Prior to the conceptual revolutions within the social sciences during the mid-1960s through the early 1970s, physical anthropology studies of pre-Columbian Mesoamerican populations were chiefly concerned with identifying and classifying skeletal abnormalities and exotic features such as trephinning, dental mutilation, and artificial cranial deformation. The work was primarily descriptive, with attention drawn to variations over geography and time.
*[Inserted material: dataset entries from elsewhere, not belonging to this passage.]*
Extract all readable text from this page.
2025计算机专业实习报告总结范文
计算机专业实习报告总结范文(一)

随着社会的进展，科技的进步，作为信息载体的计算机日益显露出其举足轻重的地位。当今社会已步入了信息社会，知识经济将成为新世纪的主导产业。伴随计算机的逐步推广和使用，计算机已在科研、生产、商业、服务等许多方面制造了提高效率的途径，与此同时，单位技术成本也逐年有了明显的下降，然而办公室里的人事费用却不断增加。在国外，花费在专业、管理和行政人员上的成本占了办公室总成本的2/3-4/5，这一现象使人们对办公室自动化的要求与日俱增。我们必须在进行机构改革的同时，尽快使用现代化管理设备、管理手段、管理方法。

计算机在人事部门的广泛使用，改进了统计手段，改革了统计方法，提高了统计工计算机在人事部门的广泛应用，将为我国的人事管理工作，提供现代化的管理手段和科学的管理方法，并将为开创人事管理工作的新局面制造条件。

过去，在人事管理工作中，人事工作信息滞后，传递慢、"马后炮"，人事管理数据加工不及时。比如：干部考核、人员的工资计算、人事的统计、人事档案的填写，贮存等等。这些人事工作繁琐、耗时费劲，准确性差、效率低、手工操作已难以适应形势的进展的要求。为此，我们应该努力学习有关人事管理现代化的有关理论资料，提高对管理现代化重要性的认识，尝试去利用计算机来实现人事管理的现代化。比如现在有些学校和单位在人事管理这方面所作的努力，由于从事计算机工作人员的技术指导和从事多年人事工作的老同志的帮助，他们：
Because the establishment of pre-Columbian timelines was as problematic as it was important to archaeologists and physical anthropologists, focus on simply the antiquity of a practice was often a primary goal of such studies.

As the goals of archaeology and physical anthropology changed, studies of pre-Columbian Mesoamerican osseous remains began to correlate deformation practices with other cultural behaviors. A study of lesions on seventy-two intentionally-modified crania from Cholula reflecting both sexes, all ages, and chronological phases spanning 700 years concluded that the lesions appeared to have been deliberately inflicted not for pain relief but for either ritual or preventive medical purposes. A study of ten low status burials from Late Classic[?] Monte Alban[?] concluded that the trephinning had been applied non-therapeutically, and, since multiple techniques had been used and since some people had received more than one trephinning, the trephinning had been done experimentally. Inferring the events to represent experiments on people until they died, the study interpreted that use of trephinning as an indicator of the stressful sociopolitical climate that not long thereafter resulted in the abandonment of Monte Alban as the primary regional administrative center.